With Opera Australia fielding three different productions of Carmen over the last five years – John Bell’s fine new Cuban take replacing Francesca Zambello’s traditional staging, and Gail Edwards’ bleak offering on Sydney Harbour – it’s not as if Australian audiences need to go out of their way to catch Bizet’s greatest hit. To make an outing worthwhile, a cinema showing needs to tick one of several boxes at least: insightful staging, impressive music-making or sheer operatic star-power.

Carmen, Opera di Roma, Palace CinemasOpera di Roma’s Carmen. Photos © Opera di Roma

This version from Opera di Roma may not boast the greatest names on today’s circuit, but it does come with a promising concept. Like Bell, Argentinian director Valentina Carrasco has plumped for a Latin American setting – in this case Mexico – but, rather more boldly, she chooses to go for the here and now, the better to bring out the contemporary resonances of Bizet’s story. Like Edwards too she has an open-air setting – in this case the spectacular ruins of the Baths of Caracalla. But unlike the drab Carmen on the Harbour, which chose to ignore site specificity, Carrasco has embraced the bleached stones of Ancient Rome that dominate her stage to create an atmospheric symbiosis with the work of Mexican Spaghetti Western legend Robert Rodriguez and his regular collaborator Quentin Tarrantino.

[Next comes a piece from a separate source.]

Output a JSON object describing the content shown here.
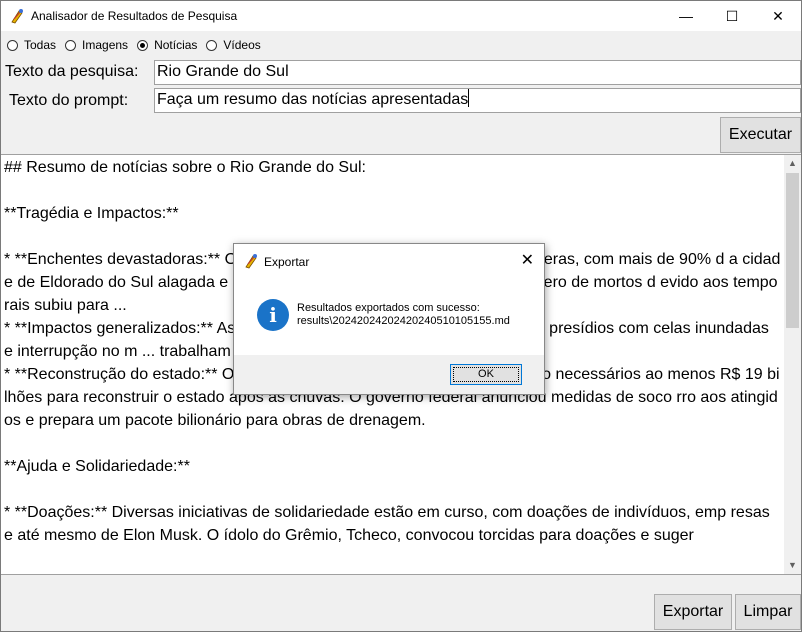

In Carrasco’s post-Trumpian production, a marginalised woman like Carmen is dangerous. The society in which this ‘gypsy’ struts her stuff is violent, impoverished and dangerous. It’s a culture where drugs mean money, migrants are on the move, and smugglers make a living as people traffickers thanks to a semi-complicit soldiery. Most topically of all, her Carmen is a woman who may, and often does, give herself to a man, but if she chooses not to, then no means no. And yet for all that strength, at the end she will lie covered by a sheet of newspaper in the dirt, an outsider and a symbol of everything the Trump administration seems to fear on its southern border.

Carmen, Opera di Roma, Palace Cinemas

Samal Blak’s gritty set design with its grey, graffitied border wall is enlivened by souvenir stands peddling Day of the Dead memorabilia. Scenes like the children’s chorus playing with guns take on an added resonance, while the Seguidilla, where Carmen coolly washes the dirt from her body, is infinitely sexier than the usual hip-wiggling routine. Other moments work less well. Carmen’s dance with a fake python comes off badly in close up. In fact, Erika Rombaldoni and Massimiliano Volpini’s choreography is unimpressively cod. The Day of the Dead March of the Toreadors is spectacular but the skeletons with the tumbleweed and their subsequent ballet just made me giggle. The little girl who stands for fate is a nice touch, though it could be a lot creepier.

Italian mezzo Veronica Simeoni is a noted Carmen, her voice rich and sufficiently wine-dark. Her interpretation pushes all the right buttons, but she never entirely convinces that she isn’t doing her usual shtick, just in sleazier clothes. More problematic is Roberto Aronica, a tenor with limited stage charisma, poor French and a tendency to bellow (his Pinkerton in the Met’s current Madama Butterfly suffers from the same faults). At least he scrubs up for the Flower Song, exhibiting a decent array of top notes.

Carmen, Opera di Roma, Palace Cinemas

It’s Italian soprano Rosa Feola who steals the show, playing neatly against the text to create a convincingly and unusually aware Michäela. Her clean voice is quite special, firm and appealing across the full range – one to watch, I’d say. Russian bass Alexander Vinogradov is on the clean-cut, boy next door side as Escamillo, but it’s a reasonable voice and he makes for a more appealing lover than Don José.

Frasquita (Daniela Cappiello) and Mercedes (Anna Pennisi) wriggle appealingly alongside the Dancairo of Alessio Verna and Pietro Picone’s Remondado. Their Act II quintet is a musical highlight. Voices in minor roles and the chorus sound isn’t up to the Opera Australia standard, but the acting isn’t bad and Carrasco has come up with plenty for them to do, nicely fleshing out this nasty, brutish and short micro culture. In fact, the camera angles actually help us focus on telling detail and little background stories that in reality might have been distracting.

Veteran conductor Jésus Lopéz-Cobos’s attention to texture and colour is admirable though he occasionally plods. There’s a tendency to scrappy coordination between orchestra pit and stage, but no more than with all open-air operas.

So, should you head on down to your local cinema? Simeoni and Feola are certainly worth hearing, so if you are in the mood for Bizet’s tune-a-minute score there’s not too much amiss here. At the end of the day, it’s nice to see the old warhorse handled by a Latino woman, and as Carmens go, it’s a ‘modern’ production that hits the right topical notes and will make admirable sense, even to those who habitually dislike ‘modern’ productions.


Opera di Roma’s Carmen is in Palace Cinemas November 17 – 22.